Thirty houses on a new sub-division in Masterton will go some-way to addressing the area’s housing shortage says Anita Baker of Baker & Co.
She sold a 3 hectare block of land to a developer on the day we spoke and is looking forward to seeing building work start.
“We are short of two-bed townhouses,” she says. “We have people such as farmers coming back into town and there are people who want to sell their large homes and downgrade a bit.”
At open homes at the weekend she saw 25 parties pass through one property and expats based in the UK, France and Australia and buying homes in her area sight-unseen.
“They are buying land, city houses, town houses, we are getting calls from older professionals coming home,” she says. “I’m also getting calls from the parents of adult children – trying to get a property lined up for their return.”
In addition, Anita’s fielding enquiries from Auckland and Wellington “buyers are coming from everywhere”.
But while demand is high, listings are down on last year, says Anita.
“It has been a bit quiet,” she says. “But it is starting to pick up now. Although it is always a bit slow around election time, so you couple that with the huge demand we have and the stock doesn’t last very long. It’s all selling very quickly.”
Invercargill has also seen a spike in activity, not least because of the number of people relocating to the district to work on a number of major commercial and residential building projects, says local agent Tim Frampton.
The award-winning real estate agent and auctioneer with 17 years’ experience says the Professionals agency he works out of doesn’t have one rental on its books. As for sale listings, his office currently has 260 properties on its books – down on 400 a year ago – and investors aren’t selling.
“People are staying put,” he says. “We have a housing shortage just like other parts of the country and there is strong demand from buyers so prices are holding up.
“It’s not so much expats returning to New Zealand, it’s people from across the country moving to Invercargill for work, and there are lots of first-time home buyers looking for property.
“There’s plenty of trade jobs here, due to a lot of construction going on, and it is still one of the most affordable cities in New Zealand.”
In Taupo, Sotherby’s International Realty estate agent Penny Lyons says international enquiries for property in the district have “boomed since lockdown”.
“In fact we had a property in Acacia Bay that went under multi-offer, sight-unseen, by two international expats who wanted to secure their piece of paradise,” she said.
“However, volumes have come to an all time low, and the spring rush has been late, but it seems more properties are coming on the market now, but certainly the demand is still outweighing supply.”
Penny says there are lots of holiday-home buyers visiting the area too.
“So there’s a shortage of stock in areas with great lake views and closeness to the lake. Families are moving to Taupo for the lifestyle – so school zoning has a large impact on their buying decisions.”

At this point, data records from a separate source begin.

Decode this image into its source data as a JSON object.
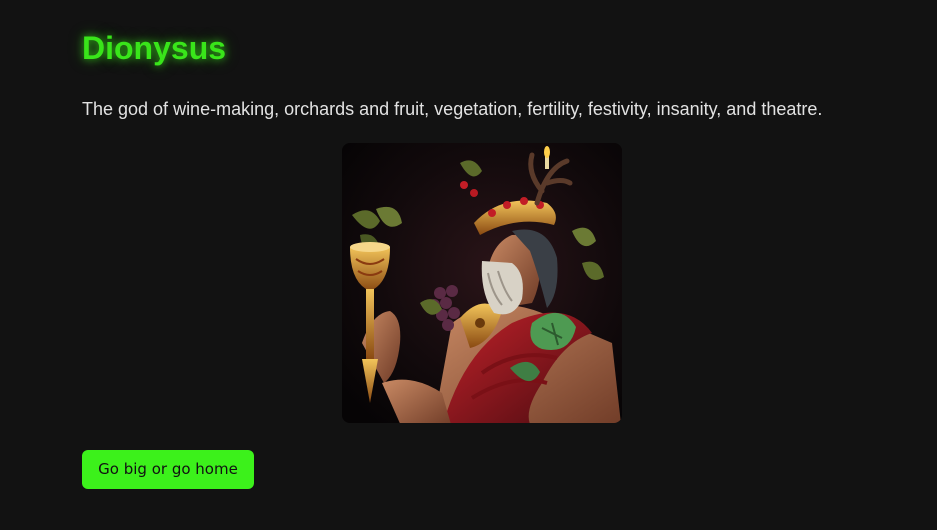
{
  "hero": {
    "title": "Dionysus",
    "description": "The god of wine-making, orchards and fruit, vegetation, fertility, festivity, insanity, and theatre.",
    "image_subject": "Dionysus portrait holding golden goblet, wearing grape-vine crown with antlers, red drapery"
  },
  "cta": {
    "label": "Go big or go home"
  },
  "colors": {
    "background": "#121212",
    "accent": "#39e51a",
    "button": "#3cf11b",
    "text": "#e2e2e2"
  }
}
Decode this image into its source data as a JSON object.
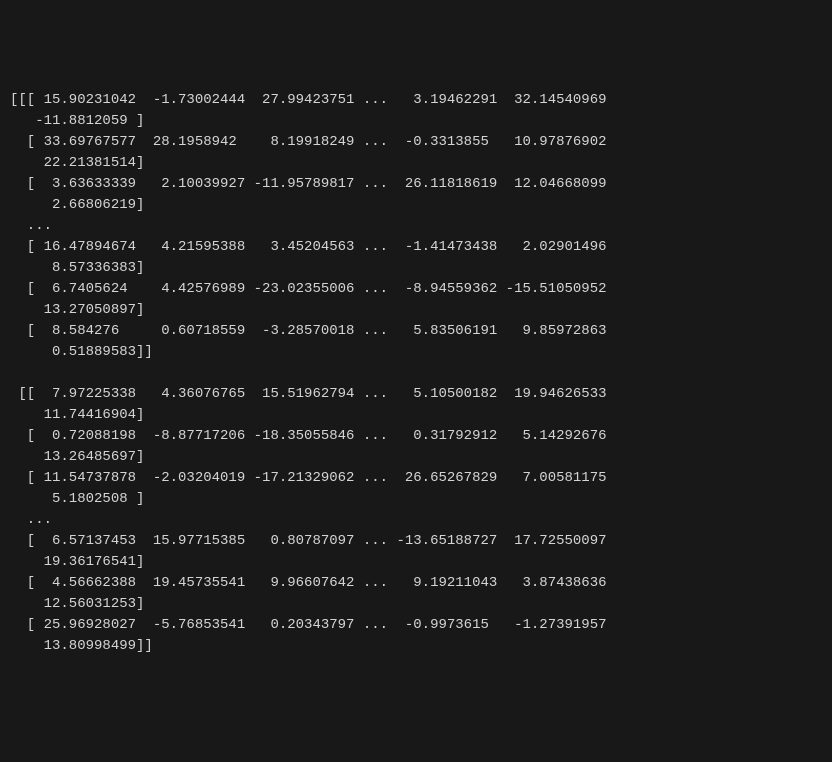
{
  "output": {
    "lines": [
      "[[[ 15.90231042  -1.73002444  27.99423751 ...   3.19462291  32.14540969",
      "   -11.8812059 ]",
      "  [ 33.69767577  28.1958942    8.19918249 ...  -0.3313855   10.97876902",
      "    22.21381514]",
      "  [  3.63633339   2.10039927 -11.95789817 ...  26.11818619  12.04668099",
      "     2.66806219]",
      "  ...",
      "  [ 16.47894674   4.21595388   3.45204563 ...  -1.41473438   2.02901496",
      "     8.57336383]",
      "  [  6.7405624    4.42576989 -23.02355006 ...  -8.94559362 -15.51050952",
      "    13.27050897]",
      "  [  8.584276     0.60718559  -3.28570018 ...   5.83506191   9.85972863",
      "     0.51889583]]",
      "",
      " [[  7.97225338   4.36076765  15.51962794 ...   5.10500182  19.94626533",
      "    11.74416904]",
      "  [  0.72088198  -8.87717206 -18.35055846 ...   0.31792912   5.14292676",
      "    13.26485697]",
      "  [ 11.54737878  -2.03204019 -17.21329062 ...  26.65267829   7.00581175",
      "     5.1802508 ]",
      "  ...",
      "  [  6.57137453  15.97715385   0.80787097 ... -13.65188727  17.72550097",
      "    19.36176541]",
      "  [  4.56662388  19.45735541   9.96607642 ...   9.19211043   3.87438636",
      "    12.56031253]",
      "  [ 25.96928027  -5.76853541   0.20343797 ...  -0.9973615   -1.27391957",
      "    13.80998499]]"
    ]
  }
}
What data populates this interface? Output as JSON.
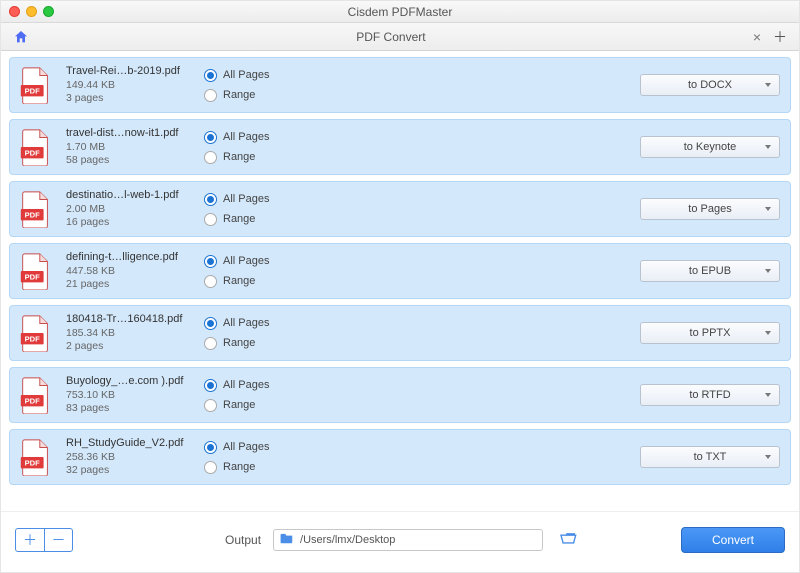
{
  "app_title": "Cisdem PDFMaster",
  "tab_title": "PDF Convert",
  "radio_all": "All Pages",
  "radio_range": "Range",
  "output_label": "Output",
  "output_path": "/Users/lmx/Desktop",
  "convert_label": "Convert",
  "files": [
    {
      "name": "Travel-Rei…b-2019.pdf",
      "size": "149.44 KB",
      "pages": "3 pages",
      "format": "to DOCX"
    },
    {
      "name": "travel-dist…now-it1.pdf",
      "size": "1.70 MB",
      "pages": "58 pages",
      "format": "to Keynote"
    },
    {
      "name": "destinatio…l-web-1.pdf",
      "size": "2.00 MB",
      "pages": "16 pages",
      "format": "to Pages"
    },
    {
      "name": "defining-t…lligence.pdf",
      "size": "447.58 KB",
      "pages": "21 pages",
      "format": "to EPUB"
    },
    {
      "name": "180418-Tr…160418.pdf",
      "size": "185.34 KB",
      "pages": "2 pages",
      "format": "to PPTX"
    },
    {
      "name": "Buyology_…e.com ).pdf",
      "size": "753.10 KB",
      "pages": "83 pages",
      "format": "to RTFD"
    },
    {
      "name": "RH_StudyGuide_V2.pdf",
      "size": "258.36 KB",
      "pages": "32 pages",
      "format": "to TXT"
    }
  ]
}
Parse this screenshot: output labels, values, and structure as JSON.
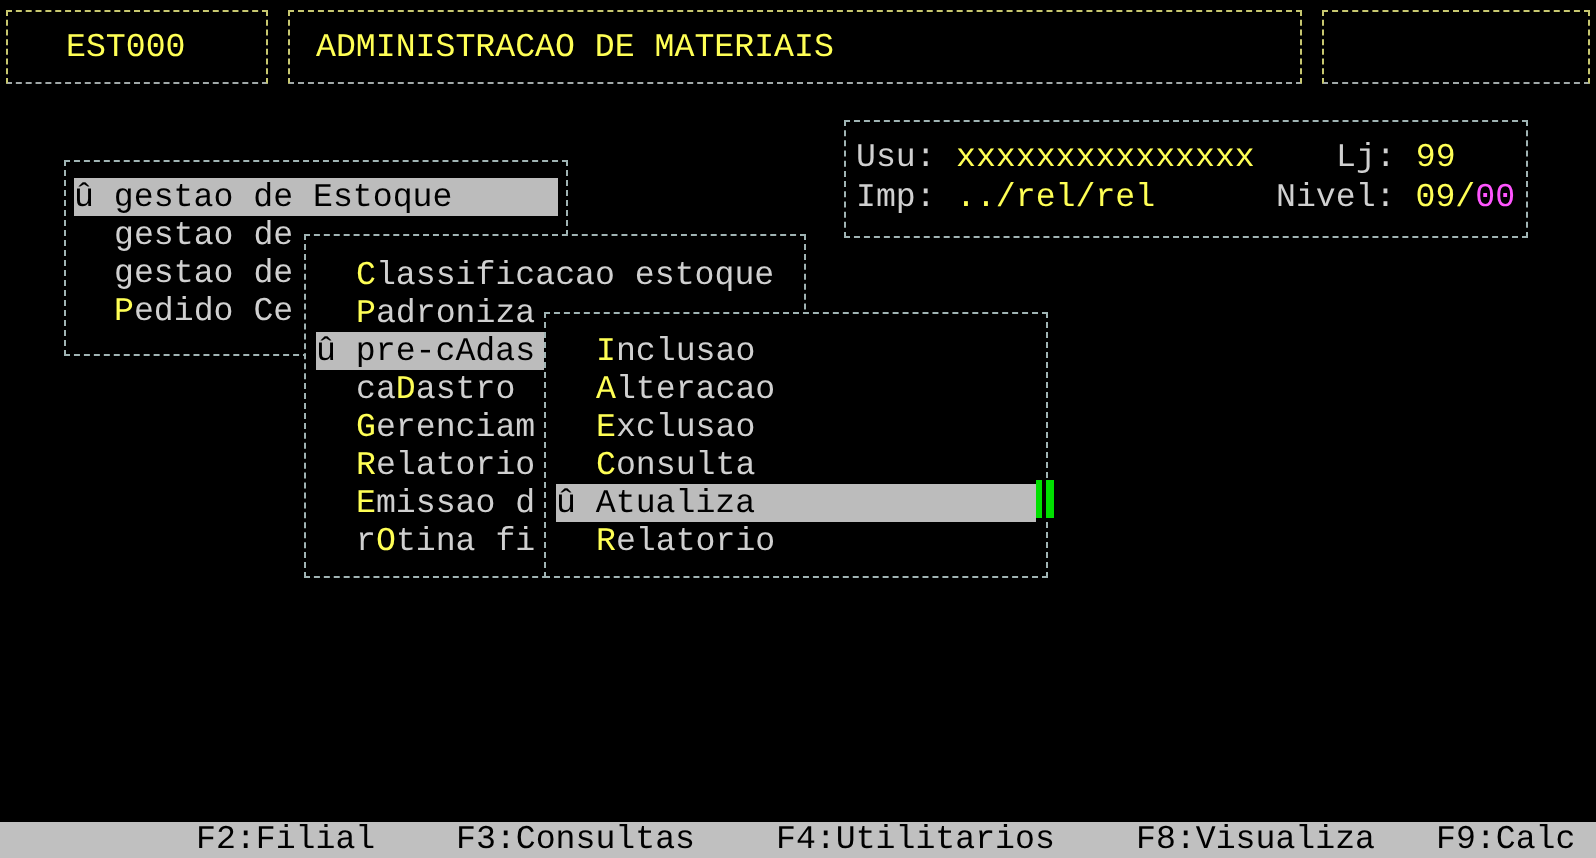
{
  "header": {
    "code": "EST000",
    "title": "ADMINISTRACAO DE MATERIAIS"
  },
  "info": {
    "user_label": "Usu:",
    "user": "xxxxxxxxxxxxxxx",
    "store_label": "Lj:",
    "store": "99",
    "printer_label": "Imp:",
    "printer": "../rel/rel",
    "level_label": "Nivel:",
    "level_a": "09/",
    "level_b": "00"
  },
  "menus": [
    {
      "items": [
        {
          "selected": true,
          "parts": [
            {
              "text": "û gestao de Estoque",
              "hot": false
            }
          ]
        },
        {
          "selected": false,
          "parts": [
            {
              "text": "gestao de",
              "hot": false
            }
          ]
        },
        {
          "selected": false,
          "parts": [
            {
              "text": "gestao de",
              "hot": false
            }
          ]
        },
        {
          "selected": false,
          "parts": [
            {
              "text": "P",
              "hot": true
            },
            {
              "text": "edido Ce",
              "hot": false
            }
          ]
        }
      ]
    },
    {
      "items": [
        {
          "selected": false,
          "parts": [
            {
              "text": "C",
              "hot": true
            },
            {
              "text": "lassificacao estoque",
              "hot": false
            }
          ]
        },
        {
          "selected": false,
          "parts": [
            {
              "text": "P",
              "hot": true
            },
            {
              "text": "adroniza",
              "hot": false
            }
          ]
        },
        {
          "selected": true,
          "parts": [
            {
              "text": "û pre-cAdas",
              "hot": false
            }
          ]
        },
        {
          "selected": false,
          "parts": [
            {
              "text": "ca",
              "hot": false
            },
            {
              "text": "D",
              "hot": true
            },
            {
              "text": "astro",
              "hot": false
            }
          ]
        },
        {
          "selected": false,
          "parts": [
            {
              "text": "G",
              "hot": true
            },
            {
              "text": "erenciam",
              "hot": false
            }
          ]
        },
        {
          "selected": false,
          "parts": [
            {
              "text": "R",
              "hot": true
            },
            {
              "text": "elatorio",
              "hot": false
            }
          ]
        },
        {
          "selected": false,
          "parts": [
            {
              "text": "E",
              "hot": true
            },
            {
              "text": "missao d",
              "hot": false
            }
          ]
        },
        {
          "selected": false,
          "parts": [
            {
              "text": "r",
              "hot": false
            },
            {
              "text": "O",
              "hot": true
            },
            {
              "text": "tina fi",
              "hot": false
            }
          ]
        }
      ]
    },
    {
      "items": [
        {
          "selected": false,
          "parts": [
            {
              "text": "I",
              "hot": true
            },
            {
              "text": "nclusao",
              "hot": false
            }
          ]
        },
        {
          "selected": false,
          "parts": [
            {
              "text": "A",
              "hot": true
            },
            {
              "text": "lteracao",
              "hot": false
            }
          ]
        },
        {
          "selected": false,
          "parts": [
            {
              "text": "E",
              "hot": true
            },
            {
              "text": "xclusao",
              "hot": false
            }
          ]
        },
        {
          "selected": false,
          "parts": [
            {
              "text": "C",
              "hot": true
            },
            {
              "text": "onsulta",
              "hot": false
            }
          ]
        },
        {
          "selected": true,
          "parts": [
            {
              "text": "û Atualiza",
              "hot": false
            }
          ]
        },
        {
          "selected": false,
          "parts": [
            {
              "text": "R",
              "hot": true
            },
            {
              "text": "elatorio",
              "hot": false
            }
          ]
        }
      ]
    }
  ],
  "function_keys": [
    "F2:Filial",
    "F3:Consultas",
    "F4:Utilitarios",
    "F8:Visualiza",
    "F9:Calc"
  ]
}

As for price trends, Penny says it’s a hard one to call at the moment.
“There’s certainly a good percentage of properties selling above the CV in some areas,” she says.
“It’s all about location and multiple offers. And so many buyers sitting on our database waiting for more options to buy.”
Kelvin Davidson, a Senior Property Economist at property valuation firm Corelogic, says Taupo, Carterton and Invercargill are “continued out-performers”.
“All three areas are still more affordable than the national average, giving them headroom for growth, while Carterton and Invercargill have the surrounding agricultural bases to support them,” says Kelvin.
“Taupo will have seen some knock from the lack of tourism, but I was there a few weeks back, and domestic visitors were in abundance.
While estate agents in many areas report demand from expats, that may not continue for much longer according to a report by Westpac economists.
In its weekly commentary for 5 October, the bank says the recent surge in migration inflows has now come to a “screeching halt”.
“In fact, the number of New Zealand citizens and residents returning home each month has fallen to just one-third of normal levels.”
However, the bank says those reduced inflows have been matched by a reduction in the number of people departing our shores.
It also restates that the housing shortage is ongoing, saying New Zealand is still wrestling with a significant shortage of housing.
“In fact, compared to the increases in our population, we estimate that New Zealand has built around 50,000 too few homes since 2013.”